Photo by Heidi Sandstrom. on Unsplash
With the holidays approaching, have you found yourself shopping to distract you from emotional pain? Or have you used shopping and spending money as a form of retaliation? Some people use shopping as an avoidance of pain or to find comfort in what they purchase. Others feel a rush from finding a bargain and getting a deal, which may explain why Black Friday is so popular. Shopping doesn’t have to be a negative; some people make shopping a social event and a way of connection, similar to sharing a meal. But it is detrimental if you are using it to fill a void, deal with conflict, or cover insecurities.
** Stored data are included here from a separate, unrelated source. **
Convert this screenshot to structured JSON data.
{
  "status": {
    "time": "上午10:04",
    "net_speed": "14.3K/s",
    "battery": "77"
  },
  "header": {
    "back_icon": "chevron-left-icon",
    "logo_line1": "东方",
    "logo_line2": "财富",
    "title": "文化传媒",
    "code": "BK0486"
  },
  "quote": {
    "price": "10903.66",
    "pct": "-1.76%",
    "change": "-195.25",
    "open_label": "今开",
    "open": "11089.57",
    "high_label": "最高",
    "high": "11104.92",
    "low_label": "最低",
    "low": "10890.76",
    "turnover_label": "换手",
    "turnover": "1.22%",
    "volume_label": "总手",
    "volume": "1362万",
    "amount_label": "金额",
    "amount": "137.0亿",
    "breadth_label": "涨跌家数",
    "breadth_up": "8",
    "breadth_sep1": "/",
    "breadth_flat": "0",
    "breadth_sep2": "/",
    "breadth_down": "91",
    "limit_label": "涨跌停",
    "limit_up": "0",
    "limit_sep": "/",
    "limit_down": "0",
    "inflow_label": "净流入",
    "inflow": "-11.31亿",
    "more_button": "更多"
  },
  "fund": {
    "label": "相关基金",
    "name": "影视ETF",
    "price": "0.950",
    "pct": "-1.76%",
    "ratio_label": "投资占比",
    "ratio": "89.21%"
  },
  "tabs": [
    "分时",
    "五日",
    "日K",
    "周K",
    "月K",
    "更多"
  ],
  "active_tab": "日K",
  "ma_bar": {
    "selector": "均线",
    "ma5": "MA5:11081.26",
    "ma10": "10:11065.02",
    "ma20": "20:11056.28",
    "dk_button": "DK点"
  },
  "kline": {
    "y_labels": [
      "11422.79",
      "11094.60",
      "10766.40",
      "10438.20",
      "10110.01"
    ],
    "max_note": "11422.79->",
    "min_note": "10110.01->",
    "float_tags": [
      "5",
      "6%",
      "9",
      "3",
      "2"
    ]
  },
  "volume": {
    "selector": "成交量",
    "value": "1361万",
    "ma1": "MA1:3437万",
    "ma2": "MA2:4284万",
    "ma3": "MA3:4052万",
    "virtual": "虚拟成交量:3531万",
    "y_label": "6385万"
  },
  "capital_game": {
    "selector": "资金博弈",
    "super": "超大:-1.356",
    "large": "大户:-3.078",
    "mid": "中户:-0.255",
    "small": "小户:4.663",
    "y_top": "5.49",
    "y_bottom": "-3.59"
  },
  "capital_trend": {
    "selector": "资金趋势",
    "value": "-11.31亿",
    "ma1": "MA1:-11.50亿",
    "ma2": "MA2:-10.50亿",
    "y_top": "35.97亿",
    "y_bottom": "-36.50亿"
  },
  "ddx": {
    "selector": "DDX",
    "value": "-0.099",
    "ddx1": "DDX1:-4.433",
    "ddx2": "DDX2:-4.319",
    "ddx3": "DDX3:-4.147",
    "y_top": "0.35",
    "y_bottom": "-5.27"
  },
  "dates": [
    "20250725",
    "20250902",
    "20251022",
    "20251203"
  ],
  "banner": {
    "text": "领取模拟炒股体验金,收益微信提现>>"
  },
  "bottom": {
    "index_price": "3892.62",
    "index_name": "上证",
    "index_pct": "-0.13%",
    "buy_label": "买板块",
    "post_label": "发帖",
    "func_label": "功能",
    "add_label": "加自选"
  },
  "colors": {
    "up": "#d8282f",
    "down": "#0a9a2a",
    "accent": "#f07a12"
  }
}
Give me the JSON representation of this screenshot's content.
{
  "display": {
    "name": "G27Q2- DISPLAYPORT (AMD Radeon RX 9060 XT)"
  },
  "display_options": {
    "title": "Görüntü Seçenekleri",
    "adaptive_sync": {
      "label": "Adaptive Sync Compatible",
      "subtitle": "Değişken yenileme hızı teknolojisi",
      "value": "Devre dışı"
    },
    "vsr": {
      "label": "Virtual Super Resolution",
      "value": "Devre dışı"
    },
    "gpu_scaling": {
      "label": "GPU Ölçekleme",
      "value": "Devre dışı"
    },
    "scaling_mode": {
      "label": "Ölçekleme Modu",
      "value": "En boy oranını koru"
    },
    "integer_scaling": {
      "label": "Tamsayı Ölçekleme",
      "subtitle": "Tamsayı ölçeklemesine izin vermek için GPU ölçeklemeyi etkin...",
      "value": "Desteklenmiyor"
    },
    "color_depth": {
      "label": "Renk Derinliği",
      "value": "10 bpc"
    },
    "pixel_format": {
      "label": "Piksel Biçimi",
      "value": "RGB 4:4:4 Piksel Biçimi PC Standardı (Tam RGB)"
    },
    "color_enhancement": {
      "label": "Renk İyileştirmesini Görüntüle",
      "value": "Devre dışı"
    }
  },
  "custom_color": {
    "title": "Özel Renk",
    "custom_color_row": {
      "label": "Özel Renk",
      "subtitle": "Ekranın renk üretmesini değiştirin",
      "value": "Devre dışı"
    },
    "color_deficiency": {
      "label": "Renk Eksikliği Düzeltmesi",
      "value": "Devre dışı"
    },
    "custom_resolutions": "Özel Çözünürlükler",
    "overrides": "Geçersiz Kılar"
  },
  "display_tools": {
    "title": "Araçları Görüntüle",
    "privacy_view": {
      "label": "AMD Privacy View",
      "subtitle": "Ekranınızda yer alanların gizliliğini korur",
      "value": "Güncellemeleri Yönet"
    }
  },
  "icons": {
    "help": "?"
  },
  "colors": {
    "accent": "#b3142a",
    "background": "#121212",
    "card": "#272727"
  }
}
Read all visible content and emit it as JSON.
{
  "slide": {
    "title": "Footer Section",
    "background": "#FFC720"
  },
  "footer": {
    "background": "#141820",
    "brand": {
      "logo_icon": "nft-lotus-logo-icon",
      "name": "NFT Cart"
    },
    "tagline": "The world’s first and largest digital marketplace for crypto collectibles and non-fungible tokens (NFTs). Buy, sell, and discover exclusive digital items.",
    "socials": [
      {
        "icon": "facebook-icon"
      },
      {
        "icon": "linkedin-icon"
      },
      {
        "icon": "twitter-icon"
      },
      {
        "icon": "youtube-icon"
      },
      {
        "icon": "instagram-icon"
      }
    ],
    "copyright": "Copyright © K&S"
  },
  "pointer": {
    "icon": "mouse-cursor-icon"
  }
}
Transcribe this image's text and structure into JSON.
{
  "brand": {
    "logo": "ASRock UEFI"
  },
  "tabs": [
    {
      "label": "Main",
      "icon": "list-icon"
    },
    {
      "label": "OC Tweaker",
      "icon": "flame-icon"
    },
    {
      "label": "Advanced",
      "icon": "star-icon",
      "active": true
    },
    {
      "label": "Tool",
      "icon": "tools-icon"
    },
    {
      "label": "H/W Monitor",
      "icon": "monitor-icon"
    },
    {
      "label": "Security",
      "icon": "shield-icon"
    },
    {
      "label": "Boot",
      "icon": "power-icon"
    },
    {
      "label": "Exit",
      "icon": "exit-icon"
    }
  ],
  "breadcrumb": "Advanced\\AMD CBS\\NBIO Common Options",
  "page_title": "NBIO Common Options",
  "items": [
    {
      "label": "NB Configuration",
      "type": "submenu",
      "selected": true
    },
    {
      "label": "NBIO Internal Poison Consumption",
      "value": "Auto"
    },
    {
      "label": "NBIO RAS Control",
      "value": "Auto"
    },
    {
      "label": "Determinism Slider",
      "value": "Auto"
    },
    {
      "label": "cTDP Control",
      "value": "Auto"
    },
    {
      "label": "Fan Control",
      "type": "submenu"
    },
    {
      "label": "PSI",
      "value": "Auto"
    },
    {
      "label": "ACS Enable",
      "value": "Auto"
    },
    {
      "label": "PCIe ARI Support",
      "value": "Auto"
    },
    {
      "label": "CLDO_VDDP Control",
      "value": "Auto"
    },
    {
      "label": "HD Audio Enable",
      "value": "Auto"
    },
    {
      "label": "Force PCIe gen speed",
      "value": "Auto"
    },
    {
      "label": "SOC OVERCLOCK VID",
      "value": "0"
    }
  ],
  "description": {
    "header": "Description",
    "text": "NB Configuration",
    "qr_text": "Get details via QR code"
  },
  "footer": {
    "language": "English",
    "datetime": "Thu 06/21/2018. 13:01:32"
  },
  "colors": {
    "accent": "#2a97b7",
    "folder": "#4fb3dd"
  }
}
You may be surprised to find that shopping can be an expression of frustration in your relationship. A recent study by the Society for Consumer Psychology found that people vent their frustration by choosing opposite retail brands from their partner. In other words, consumers are making brand choices to deal with relational conflicts. The researchers describe people with less power in a relationship as those who have difficulties confronting their partner with conflict and subconsciously seek other ways to express their emotion by selecting a brand that their partner dislikes. People higher in relationship power are more inclined to deal with the conflict directly and express their feelings.
What are some other, better ways to deal with relationship stress? How about talking to the person directly, sharing your thoughts and feelings constructively and being assertive. If after expressing yourself you do not feel heard, you may need to write it instead of speaking it. Another option is to substitute shopping with a different activity like exercise, reading, gaming, or spending time in nature. Happiness is a choice so working to change our thinking and attitude can be healthy ways to deal with conflict. In addition, identifying our good traits and focusing on ways we positively impact others can be helpful. Digging a little deeper, we need to learn that passive-aggressive behavior doesn’t change the situation, but keeps us stuck. As I’ve mentioned in previous posts, conflict that remains in your head will never be resolved; it needs to reach your lips. Of course we have no control over how it will be received, but can take responsibility for expressing ourselves constructively and directly. Lastly, finding purpose through volunteering, giving back, forgiveness, and faith can be powerful sources of personal fulfillment and peace. May you all experience joy and peace during this holiday season and throughout the year.